The success of protein-based therapeutics is revolutionizing drug development. Unlike small molecule drugs, peptide and protein-based therapeutics can target with high selectivity and specificity defective protein-protein interactions involved in human disease. Despite their success, however, there are still numerous stability and delivery issues associated with their use as therapeutic agents. For example, monoclonal antibodies (one the most successful protein-based therapeutics with several blockbuster drugs on the market and many more in clinical development) can only target extracellular molecular targets due to their inability to cross biological membranes. They are also extremely expensive to produce and are not bioavailable due to their susceptibility to proteolytic degradation. These issues have led to the exploration of alternative protein scaffolds as a source for novel types of protein-based therapeutics. In response to this important challenge, the Camarero lab is using the ultra-stable cyclotide scaffold. Cyclotides are a new emerging family of large plant-derived backbone-cyclized polypeptides (≈30 amino acids long) that share a 3 disulfide-stabilized core characterized by an unusual knotted structure. They have several characteristics that make them ideal drug development tools. The main features of cyclotides are a remarkable stability due to the cystine knot, a small size making them readily accessible to chemical synthesis, and excellent tolerance to sequence variations. For example, the first cyclotide to be discovered, kalataB1, is an orally effective uterotonic, and other cyclotides have been also shown to be orally bioavailable and capable of crossing cell membranes to efficiently target intracellular interactions. In addition, cyclotides have been shown to be poorly immunogenic due to their highly constrained nature. Cyclotides thus appear as highly promising leads or frameworks for peptide drug design. Within this context, the Camarero lab is also exploring the cell penetrating properties of these interesting microproteins as well as ways to improve it. Furthermore, his lab is also studying their pharmacokinetic (PK) and pharmacodynamic (PD) properties and explore different approaches to improve their PK profiles and oral bioavailability.
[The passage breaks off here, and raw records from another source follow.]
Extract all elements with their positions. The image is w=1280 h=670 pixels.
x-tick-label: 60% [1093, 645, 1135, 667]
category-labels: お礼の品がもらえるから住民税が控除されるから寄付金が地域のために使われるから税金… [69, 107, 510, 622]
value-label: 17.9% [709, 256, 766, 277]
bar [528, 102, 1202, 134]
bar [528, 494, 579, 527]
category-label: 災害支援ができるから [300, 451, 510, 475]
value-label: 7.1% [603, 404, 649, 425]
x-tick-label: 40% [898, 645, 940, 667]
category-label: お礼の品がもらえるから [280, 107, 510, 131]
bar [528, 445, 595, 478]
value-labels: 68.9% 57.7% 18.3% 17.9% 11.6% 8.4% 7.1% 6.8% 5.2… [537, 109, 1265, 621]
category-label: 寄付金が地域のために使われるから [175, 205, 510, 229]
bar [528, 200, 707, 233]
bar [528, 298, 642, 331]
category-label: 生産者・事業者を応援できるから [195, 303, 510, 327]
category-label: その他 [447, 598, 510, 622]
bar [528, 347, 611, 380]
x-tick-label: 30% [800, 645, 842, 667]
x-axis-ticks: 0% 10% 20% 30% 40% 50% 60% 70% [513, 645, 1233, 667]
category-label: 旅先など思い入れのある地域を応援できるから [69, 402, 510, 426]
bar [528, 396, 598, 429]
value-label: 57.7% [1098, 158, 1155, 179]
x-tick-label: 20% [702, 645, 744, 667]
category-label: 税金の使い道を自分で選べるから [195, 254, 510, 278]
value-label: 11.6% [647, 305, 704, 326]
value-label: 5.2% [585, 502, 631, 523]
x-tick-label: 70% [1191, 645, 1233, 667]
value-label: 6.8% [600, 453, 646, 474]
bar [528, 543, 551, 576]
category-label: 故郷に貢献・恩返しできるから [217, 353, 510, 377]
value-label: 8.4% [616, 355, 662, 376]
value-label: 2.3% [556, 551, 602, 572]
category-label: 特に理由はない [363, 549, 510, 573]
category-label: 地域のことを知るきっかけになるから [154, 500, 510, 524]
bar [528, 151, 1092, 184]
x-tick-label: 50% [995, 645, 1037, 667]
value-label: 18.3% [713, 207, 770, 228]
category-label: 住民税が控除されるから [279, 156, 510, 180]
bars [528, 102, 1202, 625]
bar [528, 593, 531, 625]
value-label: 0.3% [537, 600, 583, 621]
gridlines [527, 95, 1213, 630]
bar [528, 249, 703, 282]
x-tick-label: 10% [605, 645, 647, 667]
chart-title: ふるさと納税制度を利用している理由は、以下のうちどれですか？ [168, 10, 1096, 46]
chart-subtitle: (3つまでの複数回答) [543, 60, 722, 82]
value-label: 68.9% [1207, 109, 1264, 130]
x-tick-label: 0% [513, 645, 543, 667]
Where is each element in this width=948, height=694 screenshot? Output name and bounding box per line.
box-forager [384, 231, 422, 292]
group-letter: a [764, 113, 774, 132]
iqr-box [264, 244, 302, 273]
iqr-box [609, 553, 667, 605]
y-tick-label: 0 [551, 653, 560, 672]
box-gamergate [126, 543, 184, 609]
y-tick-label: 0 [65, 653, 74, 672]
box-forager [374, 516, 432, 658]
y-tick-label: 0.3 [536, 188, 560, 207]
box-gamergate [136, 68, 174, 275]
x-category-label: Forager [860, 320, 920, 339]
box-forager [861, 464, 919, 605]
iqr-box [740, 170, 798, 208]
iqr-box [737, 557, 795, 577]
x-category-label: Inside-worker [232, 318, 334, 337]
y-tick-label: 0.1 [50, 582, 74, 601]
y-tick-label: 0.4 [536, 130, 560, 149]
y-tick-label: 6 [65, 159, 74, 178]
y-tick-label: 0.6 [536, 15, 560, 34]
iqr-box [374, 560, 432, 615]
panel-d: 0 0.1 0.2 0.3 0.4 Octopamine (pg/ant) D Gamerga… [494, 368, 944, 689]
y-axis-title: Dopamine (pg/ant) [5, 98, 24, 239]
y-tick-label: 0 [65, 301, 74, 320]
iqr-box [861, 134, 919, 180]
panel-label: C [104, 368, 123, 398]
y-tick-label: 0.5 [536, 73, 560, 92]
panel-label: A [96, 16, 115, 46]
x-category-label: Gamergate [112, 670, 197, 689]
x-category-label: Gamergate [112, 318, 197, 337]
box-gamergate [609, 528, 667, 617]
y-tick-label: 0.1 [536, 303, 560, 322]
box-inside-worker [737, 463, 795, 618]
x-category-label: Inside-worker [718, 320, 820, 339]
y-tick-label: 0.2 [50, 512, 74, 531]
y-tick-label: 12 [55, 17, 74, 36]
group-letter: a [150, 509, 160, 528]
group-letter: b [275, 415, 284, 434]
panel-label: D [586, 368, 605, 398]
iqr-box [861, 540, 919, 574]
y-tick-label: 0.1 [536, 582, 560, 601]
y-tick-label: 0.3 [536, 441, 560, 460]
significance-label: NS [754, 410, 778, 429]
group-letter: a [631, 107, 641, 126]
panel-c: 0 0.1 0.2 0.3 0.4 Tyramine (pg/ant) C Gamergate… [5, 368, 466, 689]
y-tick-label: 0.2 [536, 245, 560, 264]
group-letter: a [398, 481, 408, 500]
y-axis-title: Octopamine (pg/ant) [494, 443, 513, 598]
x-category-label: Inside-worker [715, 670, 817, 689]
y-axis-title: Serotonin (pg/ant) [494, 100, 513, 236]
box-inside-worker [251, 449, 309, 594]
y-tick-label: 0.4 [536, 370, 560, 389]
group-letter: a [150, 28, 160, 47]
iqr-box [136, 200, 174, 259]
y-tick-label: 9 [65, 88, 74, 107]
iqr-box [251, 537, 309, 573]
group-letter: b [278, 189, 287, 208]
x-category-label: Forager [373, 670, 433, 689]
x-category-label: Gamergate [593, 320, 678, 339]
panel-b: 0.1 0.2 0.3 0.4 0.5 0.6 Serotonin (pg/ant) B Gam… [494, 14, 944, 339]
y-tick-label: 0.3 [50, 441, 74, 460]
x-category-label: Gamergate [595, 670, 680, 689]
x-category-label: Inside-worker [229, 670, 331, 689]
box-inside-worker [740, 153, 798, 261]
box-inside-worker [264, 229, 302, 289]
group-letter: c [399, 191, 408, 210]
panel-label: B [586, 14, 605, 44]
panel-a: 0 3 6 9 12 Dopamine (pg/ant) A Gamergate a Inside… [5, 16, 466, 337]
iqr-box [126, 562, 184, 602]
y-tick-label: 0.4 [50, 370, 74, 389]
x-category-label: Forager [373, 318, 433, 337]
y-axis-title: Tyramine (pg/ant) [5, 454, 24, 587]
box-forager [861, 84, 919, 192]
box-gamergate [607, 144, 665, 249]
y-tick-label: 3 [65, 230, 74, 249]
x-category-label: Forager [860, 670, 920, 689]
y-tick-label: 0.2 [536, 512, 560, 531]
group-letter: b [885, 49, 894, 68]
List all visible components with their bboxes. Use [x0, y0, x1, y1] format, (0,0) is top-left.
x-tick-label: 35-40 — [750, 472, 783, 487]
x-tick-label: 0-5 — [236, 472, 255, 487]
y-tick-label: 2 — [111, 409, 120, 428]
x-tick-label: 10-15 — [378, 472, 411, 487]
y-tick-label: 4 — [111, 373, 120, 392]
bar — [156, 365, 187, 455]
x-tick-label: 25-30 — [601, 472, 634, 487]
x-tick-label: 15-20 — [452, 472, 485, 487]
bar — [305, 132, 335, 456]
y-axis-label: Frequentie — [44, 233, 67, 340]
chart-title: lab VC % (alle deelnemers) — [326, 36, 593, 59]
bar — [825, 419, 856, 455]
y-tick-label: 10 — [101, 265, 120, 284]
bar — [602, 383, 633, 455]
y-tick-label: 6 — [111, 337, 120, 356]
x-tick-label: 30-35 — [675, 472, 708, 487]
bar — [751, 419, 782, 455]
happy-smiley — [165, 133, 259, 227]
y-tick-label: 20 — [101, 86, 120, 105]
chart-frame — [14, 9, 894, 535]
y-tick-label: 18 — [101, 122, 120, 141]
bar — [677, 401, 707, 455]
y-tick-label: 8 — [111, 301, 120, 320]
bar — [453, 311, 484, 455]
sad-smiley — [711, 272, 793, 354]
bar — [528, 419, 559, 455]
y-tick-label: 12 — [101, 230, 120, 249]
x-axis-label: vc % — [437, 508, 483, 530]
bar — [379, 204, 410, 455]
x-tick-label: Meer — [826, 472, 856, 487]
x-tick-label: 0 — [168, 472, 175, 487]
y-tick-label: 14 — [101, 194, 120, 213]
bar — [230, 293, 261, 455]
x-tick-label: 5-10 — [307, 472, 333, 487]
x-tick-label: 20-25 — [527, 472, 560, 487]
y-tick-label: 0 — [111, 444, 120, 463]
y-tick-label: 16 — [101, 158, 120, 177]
In addition, we are also exploring the potential of bioactive cyclotides to be used as selective and specific bioimaging tools for early detection of cancer tumors.

与小分子不同，基于蛋白质的疗法的成功正在彻底改变药物开发。 基于肽和蛋白质的疗法可以以高选择性和特异性缺陷为目标 然而，尽管它们取得了成功，但仍然存在与人类疾病有关的蛋白质-蛋白质相互作用。 许多与它们用作治疗剂相关的稳定性和递送问题。 单克隆抗体（最成功的基于蛋白质的疗法之一，具有多种重磅炸弹 市场上以及更多处于临床开发中的药物）只能靶向细胞外分子 由于它们无法穿过生物膜，因此它们的成本也极其昂贵。 由于它们对蛋白水解降解敏感，因此无法产生这些问题。 导致了对替代蛋白质支架的探索，作为新型蛋白质基材料的来源 疗法。 为了应对这一重要挑战，Camarero 实验室正在使用超稳定的环肽支架。 环肽是一个新兴的大型植物衍生主链环化多肽家族（约 30 个氨基酸） 酸长），共享一个 3 个二硫键稳定的核心，其特征是不寻常的打结结构。 它们具有多种特性，使其成为理想的药物开发工具。 由于胱氨酸结，环肽具有显着的稳定性，尺寸小使其易于接近 化学合成，以及对序列变异的良好耐受性，例如第一个环肽。 被发现 kalataB1 是一种口服有效的子宫收缩剂，其他环肽也被证明可以 具有口服生物利用度并能够穿过细胞膜有效靶向细胞内 此外，环肽由于其高度的相互作用而被证明其免疫原性较差。 因此，环肽似乎是肽药物的非常有前途的先导化合物或框架。 在此背景下，Camarero 实验室也在探索这些材料的细胞穿透特性。 有趣的微生物蛋白质以及改进它的方法此外，他的实验室也在研究它们。 药代动力学 (PK) 和药效学 (PD) 特性，并探索不同的方法 此外，我们还在探索其潜力。 生物活性环肽可用作癌症早期检测的选择性和特异性生物成像工具 肿瘤。